We believe that 2017 was a successful year for GiveWell’s research. We met our five primary goals for the year, as articulated in our plan post from the beginning of the year:
Our primary research goals for 2017 are to:
- Speed up our output of new intervention assessments, by hiring a Senior Fellow and by improving our process for reviewing interventions at a shallow level.
- Increase the number of promising charities that apply for our recommendation. Alternatively, we may learn why we have relatively few strong applicants and decide whether to change our process as a result. Research Analyst Chelsea Tabart will spend most of her time on this project.

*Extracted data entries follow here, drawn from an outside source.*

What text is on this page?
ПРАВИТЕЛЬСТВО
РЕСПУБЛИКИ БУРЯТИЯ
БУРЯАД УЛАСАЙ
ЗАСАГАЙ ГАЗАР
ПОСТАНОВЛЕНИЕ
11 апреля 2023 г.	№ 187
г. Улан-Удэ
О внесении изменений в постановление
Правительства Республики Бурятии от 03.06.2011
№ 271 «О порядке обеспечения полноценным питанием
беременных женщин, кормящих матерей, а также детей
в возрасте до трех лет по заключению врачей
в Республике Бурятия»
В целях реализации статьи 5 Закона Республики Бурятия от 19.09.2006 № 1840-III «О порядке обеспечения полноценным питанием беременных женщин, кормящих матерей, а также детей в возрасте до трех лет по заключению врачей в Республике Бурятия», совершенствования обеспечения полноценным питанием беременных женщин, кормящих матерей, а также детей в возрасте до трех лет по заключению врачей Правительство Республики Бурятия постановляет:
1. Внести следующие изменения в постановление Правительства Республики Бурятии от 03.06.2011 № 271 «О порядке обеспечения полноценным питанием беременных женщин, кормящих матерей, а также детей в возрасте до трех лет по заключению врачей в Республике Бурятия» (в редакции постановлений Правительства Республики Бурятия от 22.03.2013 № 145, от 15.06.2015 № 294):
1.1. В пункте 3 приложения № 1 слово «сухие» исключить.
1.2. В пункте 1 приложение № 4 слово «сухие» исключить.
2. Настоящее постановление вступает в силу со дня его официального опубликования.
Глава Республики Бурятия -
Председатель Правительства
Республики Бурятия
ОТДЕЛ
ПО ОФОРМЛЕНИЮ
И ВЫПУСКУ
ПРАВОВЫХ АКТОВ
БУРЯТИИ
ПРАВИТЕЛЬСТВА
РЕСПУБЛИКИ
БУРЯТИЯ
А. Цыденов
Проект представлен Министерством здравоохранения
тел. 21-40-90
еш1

- Through GiveWell Incubation Grants, fund projects that may lead to more top charity contenders in the future and consider grantees No Lean Season and Zusha! as potential 2017 top charities.
- Further improve the robustness and usability of our cost-effectiveness model.
- Improve our process for following the progress of current top charities to reduce staff time, while maintaining quality. We also have some specific goals (discussed below) with respect to answering open questions about current top charities.
We achieved our five primary goals for the year:
- Our intervention-related output was greater than in any past year, although we still see room for improvement in the pace with which we complete and publish this work (more). We hired a Senior Fellow and published nine full or interim intervention reports in 2017, compared to four in 2016.
- We increased the number of promising charities that applied for our recommendation (more).
- We added two new top charities: Evidence Action’s No Lean Season (the first top charity to start as a GiveWell Incubation Grant recipient) and Helen Keller International’s vitamin A supplementation program (which joined our list as a result of our charity outreach work). We continued to follow our current Incubation Grant recipients and made several new Incubation Grants to grow the pipeline of new top charities (more).
- We made substantial improvements to our cost-effectiveness analysis (more).
- We reduced the amount of staff time spent on following our current top charities. We also completed 17 of the 19 activities outlined in last year’s plan (more).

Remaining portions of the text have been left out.